Team aims to find ancient fresh water below seabed

Jude Winter
BBC News, East Midlands
Ady Dayman
BBC News, Leicester
Supplied A group of 52 scientists stood in front of a red expedition shipSupplied
Four scientists from the University of Leicester will be on board the expedition in the Atlantic Ocean

A team of geoscientists from Leicester are part of an expedition aiming to discover "ancient" fresh water beneath the Atlantic Ocean floor.

The NSF Expedition 501 will try to provide evidence that fresh water, which could be up to 120,000 years old, exists below the sea floor off the coast of New England in the US.

A group of four scientists from the University of Leicester will join an international crew on the science vessel L/B Robert on 3 May.

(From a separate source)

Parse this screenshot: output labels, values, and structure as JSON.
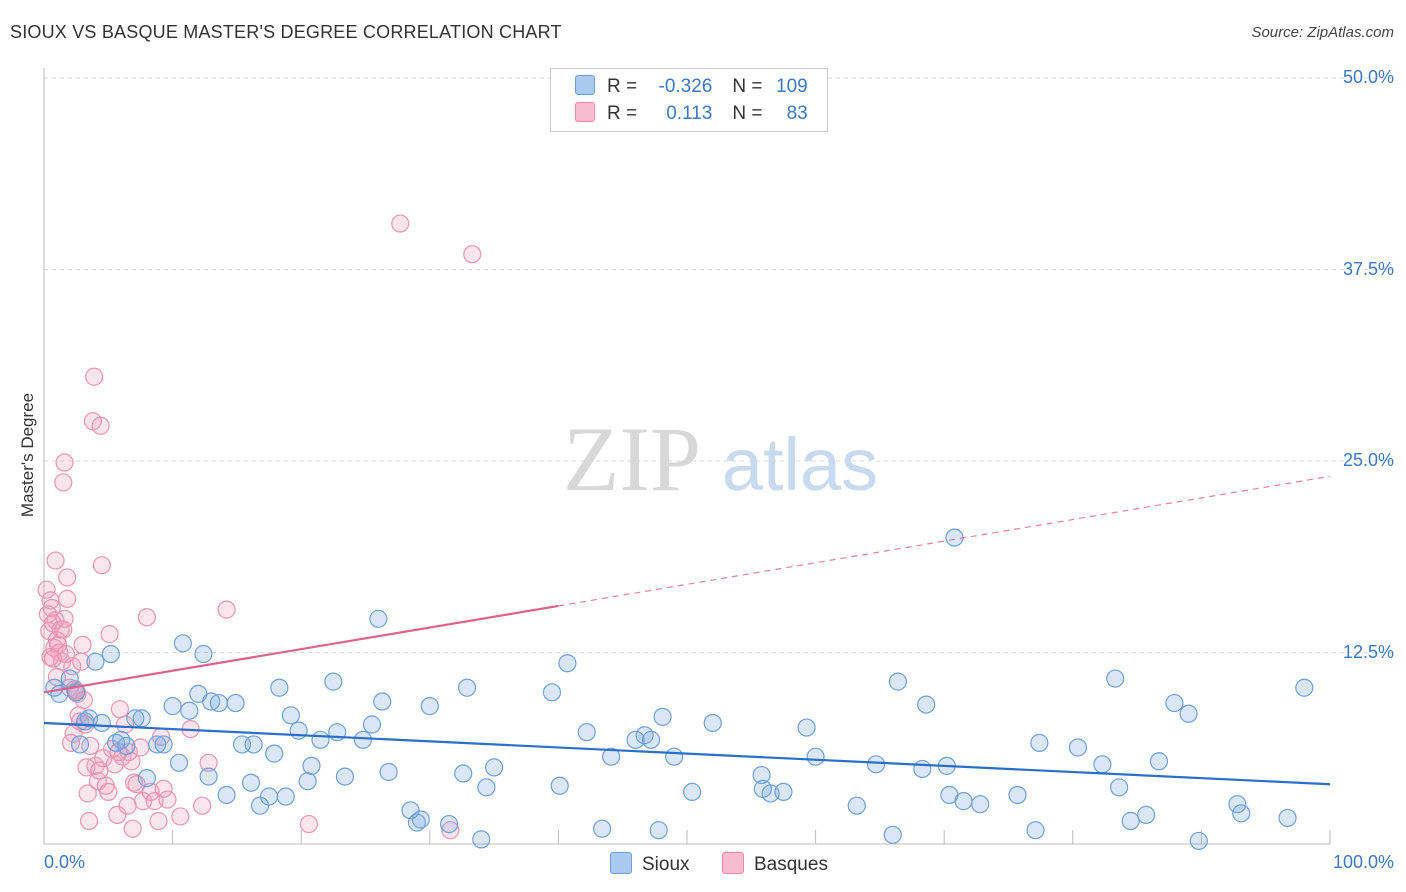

The 90-day trip will include tasks such as collecting sediment samples from up to 550m (1,804ft) below the sea floor and learning how and when the fresh water ended up below the seabed.

'Groundbreaking research'

Speaking to BBC Radio Leicester, Dr Andrew McIntyre, from the school of geography, geology and the environment at the University of Leicester, believes fresh water will be found on the expedition.

"Usually any water below the surface would be sea water, but we now have evidence there is fresh water under the sea bed and we want to figure out how it got there," he said.

"We have some ideas, we think it could be as old as 20,000 to 120,000 years old, so it's really ancient water."

Dr McIntyre said the expedition was part of the International Ocean Drilling Programme.

This is an international marine research collaboration exploring Earth's history and dynamics using ocean research platforms to recover data recorded in seafloor sediments and rocks and to monitor subseafloor environments.

As well as trying to prove fresh water is below the seabed, the team wants to investigate how ice ages may have changed certain seabeds over a timespan of tens to hundreds of thousands of years.

This is Dr McIntyre's third offshore expedition. He added: "This is groundbreaking research to identify some key questions, so I am very much looking forward to sailing on this one."